Pushing for trade-offs that would cost lives:
The economic costs of the lockdown in North Carolina is hurting younger and middle-aged people harder, according to research released by the Kenan Institute on Tuesday.
It’s one of several findings coming out of a new framework devised by the Instiitute that aims to provide a cost-benefit analysis of reopening the economy amid COVID-19. The dashboard aims aggregates real-time, non-standard economic and public health data, highlighting the difficult tradeoffs between the virus and lockdown costs in a bid shape public policy.
I must admit to a healthy dose of skepticism after Kenan professor Michael Jacobs started stinking up the op-ed pages a few years ago, but it looks like that skepticism was warranted. Instead of just sticking to the business side, misleading health information is also on this "dashboard":
“We don’t claim to have any expertise on the healthcare side; we’re not public health experts. However, the one unanimous opinion from business leaders that we’ve talked to is that there is a need for more data,” he said.
Using data from the North Carolina Department of Health and HumanServices (NCDHHS), Kenan estimates that North Carolina currently has about 23 percent hospital capacity remaining. If needed, capacity could be expanded by roughly another 10 percent by expansion and deploying unstaffed beds.
Meanwhile, North Carolina is currently using just 25 percent of available ventilators.
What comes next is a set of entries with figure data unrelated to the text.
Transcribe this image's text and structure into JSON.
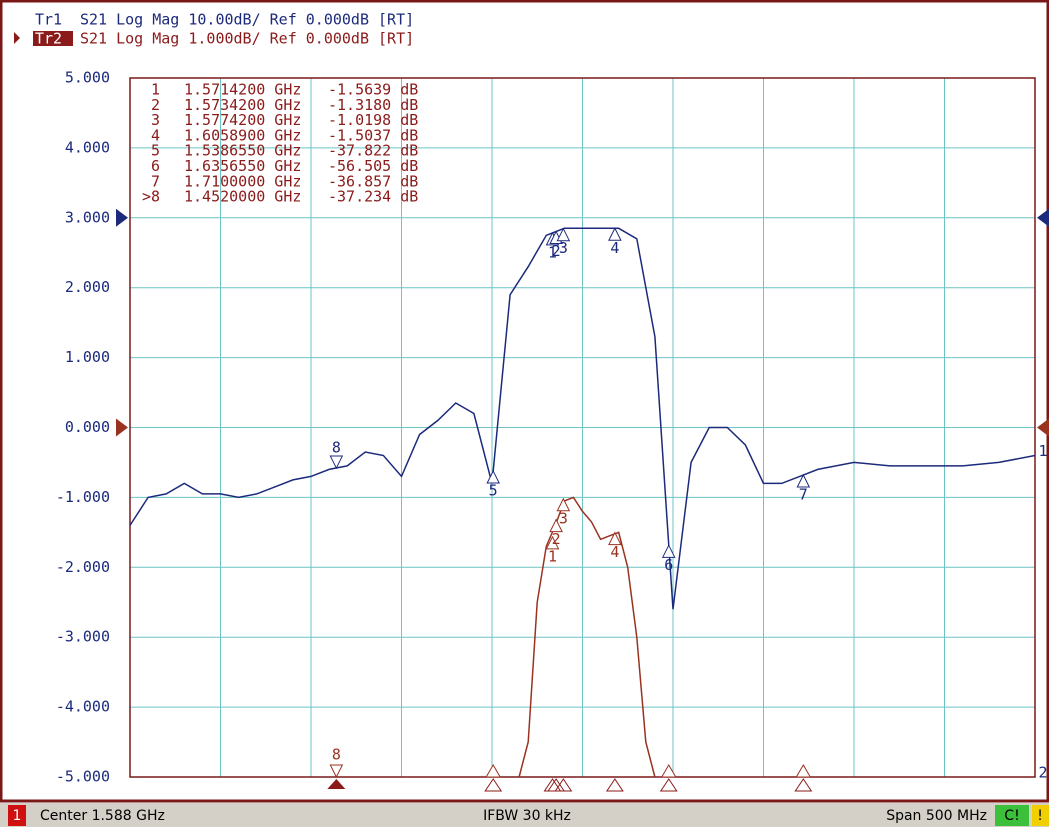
{
  "chart_data": {
    "type": "line",
    "series": [
      {
        "name": "Tr1",
        "settings": "S21 Log Mag 10.00dB/ Ref 0.000dB [RT]",
        "color": "#1c2a7c",
        "axis": "y2",
        "ref": 0,
        "x": [
          1.338,
          1.348,
          1.358,
          1.368,
          1.378,
          1.388,
          1.398,
          1.408,
          1.418,
          1.428,
          1.438,
          1.448,
          1.458,
          1.468,
          1.478,
          1.488,
          1.498,
          1.508,
          1.518,
          1.528,
          1.538,
          1.548,
          1.558,
          1.568,
          1.578,
          1.588,
          1.598,
          1.608,
          1.618,
          1.628,
          1.638,
          1.648,
          1.658,
          1.668,
          1.678,
          1.688,
          1.698,
          1.708,
          1.718,
          1.738,
          1.758,
          1.778,
          1.798,
          1.818,
          1.838
        ],
        "values": [
          -44,
          -40,
          -39.5,
          -38,
          -39.5,
          -39.5,
          -40,
          -39.5,
          -38.5,
          -37.5,
          -37,
          -36,
          -35.5,
          -33.5,
          -34,
          -37,
          -31,
          -29,
          -26.5,
          -28,
          -38,
          -11,
          -7,
          -2.5,
          -1.5,
          -1.5,
          -1.5,
          -1.5,
          -3,
          -17,
          -56,
          -35,
          -30,
          -30,
          -32.5,
          -38,
          -38,
          -37,
          -36,
          -35,
          -35.5,
          -35.5,
          -35.5,
          -35,
          -34
        ]
      },
      {
        "name": "Tr2",
        "settings": "S21 Log Mag 1.000dB/ Ref 0.000dB [RT]",
        "color": "#9a3220",
        "ref": 0,
        "x": [
          1.553,
          1.558,
          1.563,
          1.568,
          1.573,
          1.578,
          1.583,
          1.588,
          1.593,
          1.598,
          1.603,
          1.608,
          1.613,
          1.618,
          1.623,
          1.628
        ],
        "values": [
          -5,
          -4.5,
          -2.5,
          -1.7,
          -1.4,
          -1.05,
          -1.0,
          -1.2,
          -1.35,
          -1.6,
          -1.55,
          -1.5,
          -2.0,
          -3.0,
          -4.5,
          -5
        ]
      }
    ],
    "xlim": [
      1.338,
      1.838
    ],
    "ylim": [
      -5,
      5
    ],
    "yticks": [
      {
        "value": 5,
        "label": "5.000"
      },
      {
        "value": 4,
        "label": "4.000"
      },
      {
        "value": 3,
        "label": "3.000"
      },
      {
        "value": 2,
        "label": "2.000"
      },
      {
        "value": 1,
        "label": "1.000"
      },
      {
        "value": 0,
        "label": "0.000"
      },
      {
        "value": -1,
        "label": "-1.000"
      },
      {
        "value": -2,
        "label": "-2.000"
      },
      {
        "value": -3,
        "label": "-3.000"
      },
      {
        "value": -4,
        "label": "-4.000"
      },
      {
        "value": -5,
        "label": "-5.000"
      }
    ],
    "y2lim": [
      -80,
      20
    ],
    "grid": true,
    "markers": [
      {
        "tag": "1",
        "label": "1",
        "x": 1.57142,
        "x_label": "1.5714200 GHz",
        "value": -1.5639,
        "value_label": "-1.5639 dB"
      },
      {
        "tag": "2",
        "label": "2",
        "x": 1.57342,
        "x_label": "1.5734200 GHz",
        "value": -1.318,
        "value_label": "-1.3180 dB"
      },
      {
        "tag": "3",
        "label": "3",
        "x": 1.57742,
        "x_label": "1.5774200 GHz",
        "value": -1.0198,
        "value_label": "-1.0198 dB"
      },
      {
        "tag": "4",
        "label": "4",
        "x": 1.60589,
        "x_label": "1.6058900 GHz",
        "value": -1.5037,
        "value_label": "-1.5037 dB"
      },
      {
        "tag": "5",
        "label": "5",
        "x": 1.538655,
        "x_label": "1.5386550 GHz",
        "value": -37.822,
        "value_label": "-37.822 dB"
      },
      {
        "tag": "6",
        "label": "6",
        "x": 1.635655,
        "x_label": "1.6356550 GHz",
        "value": -56.505,
        "value_label": "-56.505 dB"
      },
      {
        "tag": "7",
        "label": "7",
        "x": 1.71,
        "x_label": "1.7100000 GHz",
        "value": -36.857,
        "value_label": "-36.857 dB"
      },
      {
        "tag": "8",
        "label": ">8",
        "x": 1.452,
        "x_label": "1.4520000 GHz",
        "value": -37.234,
        "value_label": "-37.234 dB"
      }
    ],
    "trace_tags": [
      "1",
      "2"
    ]
  },
  "status_bar": {
    "channel": "1",
    "center": "Center 1.588 GHz",
    "ifbw": "IFBW 30 kHz",
    "span": "Span 500 MHz",
    "cal": "C!",
    "flag": "!"
  }
}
In other words, we could allow a lot more people to get sick before having to choose who lives and dies. The fact that this "data" is exactly what Republicans and their right-wing nutter cheerleading squad have been harping about is not a coincidence. It isn't just Kenan working on this, it's also a bunch of CEOs from the NC CEO Leadership Forum, who have no doubt also been keen on getting legislation passed that will shield businesses from legal troubles associated with the pandemic.
Understand, I do believe we need to honestly and accurately asses the economic impacts of this pandemic. But stay in your own lane, and don't try to analyze and draw conclusions about the application of health care. And for god's sake avoid speculating about "acceptable losses" when it comes to life and death situations.